Titled “Night Market by the Sea”, the bazaar will open every Friday and Saturday until October 14 from 5pm to 11pm.
Deputy Financial Secretary Michael Wong Wai-lun was among about 150 people who joined a night run along the promenade in support of the market.
One of the most popular stalls was operated by the brand Lam Heung Ling selling iced lemon tea for between HK$40 and HK$70, with long queues of thirsty customers.
Among them was freelance blogger Alan Lam, in his 20s, who said the diversity of products at the bazaar was good.
“When you compare markets in Taiwan or Bangkok, it’s about time for tourism in Hong Kong to heat up,” he said.
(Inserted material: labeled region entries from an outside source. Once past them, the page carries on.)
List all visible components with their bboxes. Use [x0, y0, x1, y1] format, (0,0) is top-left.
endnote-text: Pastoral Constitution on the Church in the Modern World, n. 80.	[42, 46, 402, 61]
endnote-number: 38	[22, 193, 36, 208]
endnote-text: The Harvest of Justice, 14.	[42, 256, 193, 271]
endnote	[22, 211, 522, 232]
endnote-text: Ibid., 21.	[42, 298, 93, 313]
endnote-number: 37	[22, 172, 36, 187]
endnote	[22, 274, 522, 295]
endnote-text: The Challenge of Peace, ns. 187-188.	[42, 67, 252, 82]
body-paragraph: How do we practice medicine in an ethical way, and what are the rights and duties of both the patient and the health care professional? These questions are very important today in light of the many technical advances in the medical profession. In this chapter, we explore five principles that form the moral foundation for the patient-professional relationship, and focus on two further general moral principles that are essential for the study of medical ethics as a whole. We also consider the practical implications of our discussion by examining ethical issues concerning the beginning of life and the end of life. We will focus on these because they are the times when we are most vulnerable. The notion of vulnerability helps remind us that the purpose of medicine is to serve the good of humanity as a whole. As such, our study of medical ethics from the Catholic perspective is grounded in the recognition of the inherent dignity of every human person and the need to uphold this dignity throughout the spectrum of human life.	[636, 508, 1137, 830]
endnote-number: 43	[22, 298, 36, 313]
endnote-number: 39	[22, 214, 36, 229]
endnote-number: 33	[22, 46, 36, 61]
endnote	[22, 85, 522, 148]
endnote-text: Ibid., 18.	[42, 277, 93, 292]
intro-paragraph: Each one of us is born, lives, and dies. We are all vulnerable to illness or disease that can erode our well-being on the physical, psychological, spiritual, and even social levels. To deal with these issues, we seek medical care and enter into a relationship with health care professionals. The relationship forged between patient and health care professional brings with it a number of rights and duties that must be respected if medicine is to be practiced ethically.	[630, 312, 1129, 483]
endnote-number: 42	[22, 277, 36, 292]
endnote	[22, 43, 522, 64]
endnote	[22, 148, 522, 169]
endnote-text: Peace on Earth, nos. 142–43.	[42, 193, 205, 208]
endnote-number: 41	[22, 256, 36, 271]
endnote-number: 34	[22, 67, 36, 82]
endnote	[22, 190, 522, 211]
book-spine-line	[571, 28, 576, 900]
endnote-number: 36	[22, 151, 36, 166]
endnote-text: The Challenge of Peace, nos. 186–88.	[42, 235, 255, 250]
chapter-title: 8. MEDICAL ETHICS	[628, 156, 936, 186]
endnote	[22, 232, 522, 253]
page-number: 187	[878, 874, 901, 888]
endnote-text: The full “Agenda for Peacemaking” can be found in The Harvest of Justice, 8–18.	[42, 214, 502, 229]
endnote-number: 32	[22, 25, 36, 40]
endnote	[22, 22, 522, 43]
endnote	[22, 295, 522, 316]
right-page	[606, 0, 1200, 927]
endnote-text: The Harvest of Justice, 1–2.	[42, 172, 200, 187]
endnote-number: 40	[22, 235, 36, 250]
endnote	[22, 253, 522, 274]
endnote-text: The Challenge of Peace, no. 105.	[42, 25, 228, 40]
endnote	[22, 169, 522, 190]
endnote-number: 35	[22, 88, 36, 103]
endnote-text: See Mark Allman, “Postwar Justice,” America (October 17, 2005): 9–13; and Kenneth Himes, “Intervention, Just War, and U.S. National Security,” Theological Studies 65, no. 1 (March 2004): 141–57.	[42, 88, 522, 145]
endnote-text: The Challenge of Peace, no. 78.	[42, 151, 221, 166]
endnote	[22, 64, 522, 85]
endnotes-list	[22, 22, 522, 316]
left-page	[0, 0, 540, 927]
Copywriter Christy Lee, 24, said she wanted to see different activities including performing arts and sports like the night run to engage more people, not just the night market.
But she added: “I appreciate the concept to revitalise the economy and get people out after work.”
Stall operator Alice Ng, the marketing and sales director of Hexapi honey imported from Germany, said the pandemic had a big impact on sales, with business down at least 40 per cent compared with 2018, the year before social unrest rocked the city.
“We might not be able to make any profit, honestly, but at least it’s another way to promote our business to new customers,” said Ng, whose stall will be there for four nights to begin with.
Simon Wong Ka-wo, president of the Hong Kong Federation of Restaurants and Related Trades, said Tsim Sha Tsui was easily accessible, but he hoped the government would bolster bazaar operations elsewhere and strengthen promotional efforts.
“If there is a shuttle bus service connecting promenades and different places, it can help draw the crowd and make it a success. Or else, vendors will just quit if the patronage is not enough,” he said.
Wong added the government also had to draw up plans to avoid potential chaos if the transport network was overwhelmed.
He said giving out night market consumption vouchers would also help to stimulate trade and bring in the crowds.
Street vendors had applied for a temporary licence to operate a food carnival from November to March, the Yaumatei Temple Street Association of Hawkers and Shop Operators said.
Raymond Chan Kam-wing, the association’s chairman, said the section of the bazaar between Jordan Road and Nanking Street would feature 14 Hong Kong street food stalls and another six selling international cuisine, including Thai and Indian food.
Chan, who earlier said he hoped the government would allow open-fire cooking for fried food, said the association would use induction cookers instead.
“If we use an open fire, we will need to follow the regulations. Stalls will have to stay further away from one another but then we will have fewer stalls. It’s not ideal,” he explained.